This post is part of a blogging series by economics students at the Presidio Graduate School’s MBA program. You can follow along here.
By Elze van Hamelen
….”[earth] has, or had, a problem which was this: Most of the people living on it were unhappy for pretty much all of the time. Many solutions were suggested for this problem, but most of these were largely concerned with the movements of small green pieces of paper… which is odd, because on the whole, it wasn’t the small green pieces of paper that were unhappy…”
— Douglas Adams
The recent financial crisis has been a credit crisis, and in response the government and the Federal Reserve have taken an active role in increasing the money supply to manipulate business cycles. The surges and contractions of the business cycles cause fluctuations in the economy, and thus in employment. In this way these fluctuations are felt in every aspect of society. We take these cycles as a given. However, in Ecological Economics Daly and Farley (2008) put forward an interesting idea: the fluctuations in the economy are caused by the design of the monetary system, and not by law of necessity. By decoupling business cycles from the circulation of money these ups and downs can be avoided.
Currently the worldwide money supply is tightly linked to investment cycles. Business has its natural cycles, but the linkage of these cycles to the money supply by means of lending and borrowing causes a self-reinforcing feedback loop: when investment goes down, spending goes down, causing a decrease in the money supply, which will further decrease investments, and so on. Daly and Farley have a novel proposition: ‘there is no reason why the monetary system must be linked with the private commercial activity of lending and borrowing’.
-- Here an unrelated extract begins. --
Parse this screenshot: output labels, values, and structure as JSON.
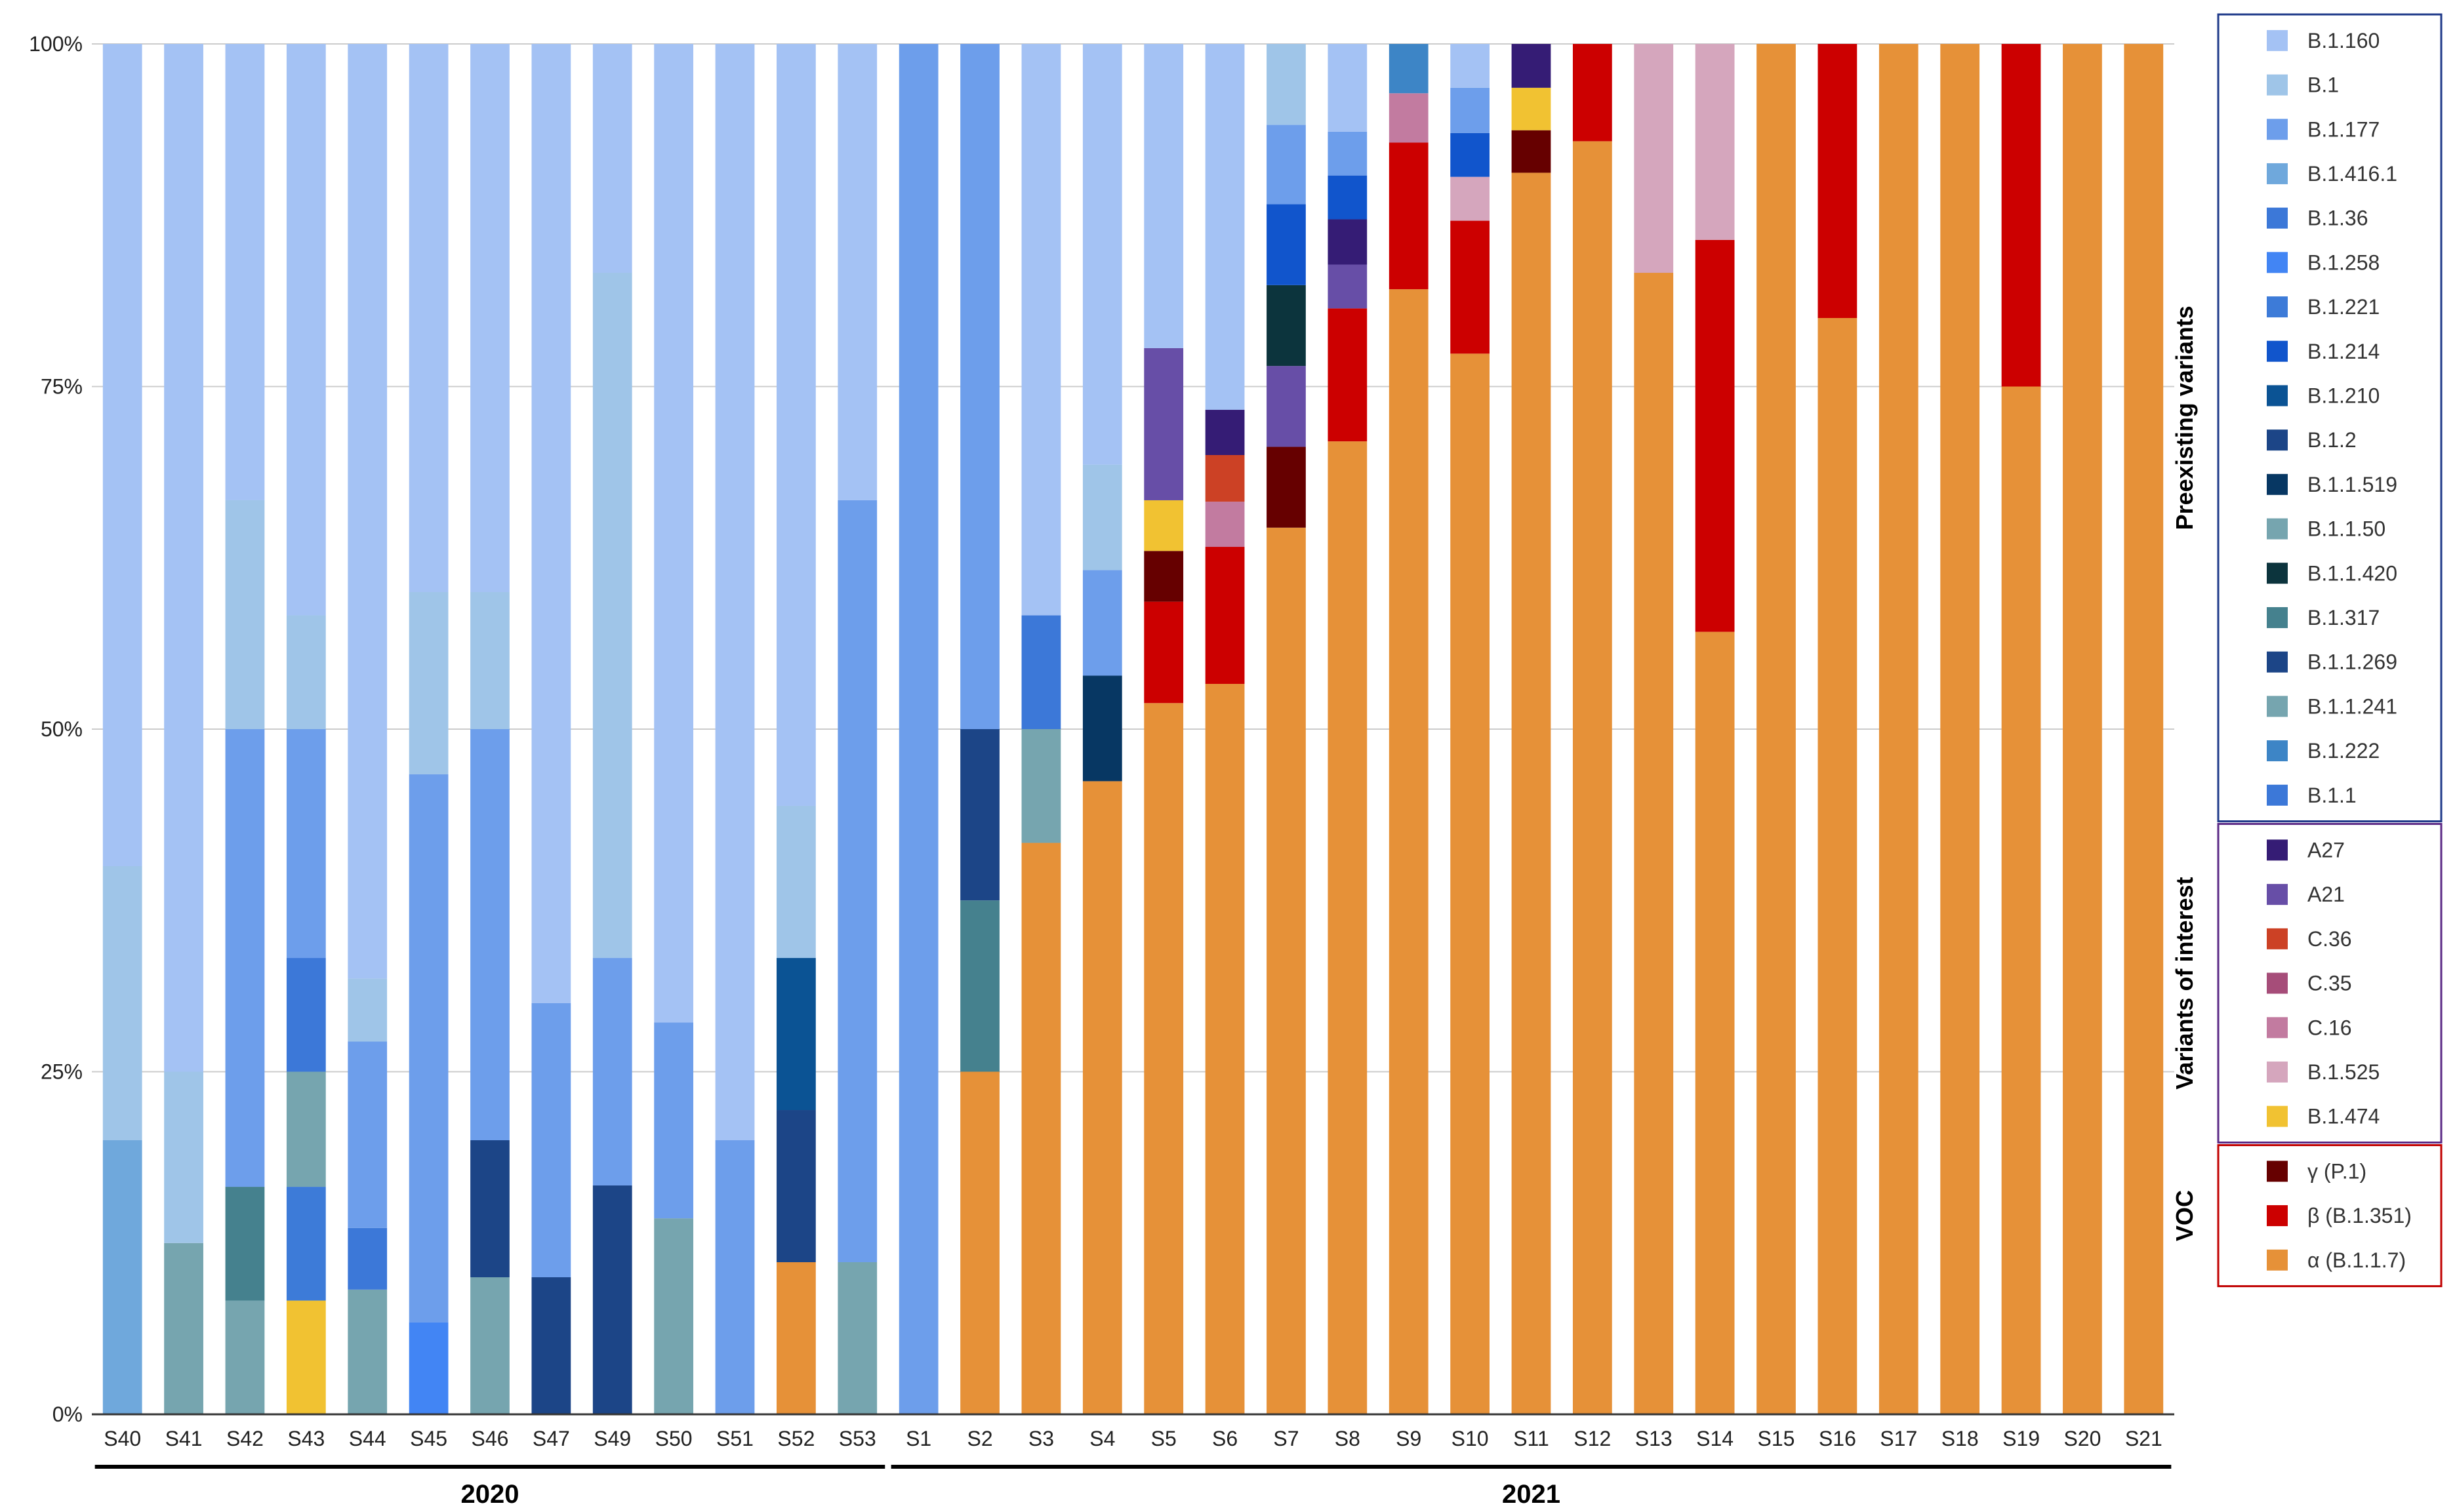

Let’s imagine a world where the monetary system is decoupled from the activity of lending and borrowing. Money will be treated as a public good that facilitates exchanges within the economy. The government can match the supply based on for instance, consumer price indexes. A beneficial side effect is that inflation will be easier to control. The reserve requirements of banks will be 100%. Banks will make money by charging for services they provide and by borrowing and lending real money instead of by creating it.
What effects will such a decoupling have? Currently, the financial sector has a disproportionate size compared to the real sector: the size of the real sector is roughly $30 trillion per year, whereas the trade in money, with no intervening commodity is almost $2 trillion per day (Daly & Farley 2008, p.257). The financial sector should be in service of the real economy, and a decoupling of the money supply from investments will support this.
With investments recoupled to the real economy – making rents based on increased production capacity by means of investments- the focus on how to make economic rents will shift. Currently profits are made by moving paper around. With the financial sector recoupled to the economic sector it will become more important to make profits in the real economy. Introduction of a 100% reserve requirement will bring investors closer to their investments. It is only make-believe, but it is interesting to think of what implications this will have for business. With rents primarily to be made in the real sector instead of the financial, how will this affect the organization and management of business?
The current design of the economy and its institutions, banks and business, make up a system that is unstable, unpredictable and uncontrollable. After the crisis in 2008 most agreed that things needed to change. Yet most has returned to business as usual. This necessity for change has not eroded. Exploring this possibility of decoupling the monetary system from private lending may be a perfect solution to many of our economic problems.
Daly, H., & Farley, J. (2007). Ecological Economics. Principles and Applications. Dehli: Island Press.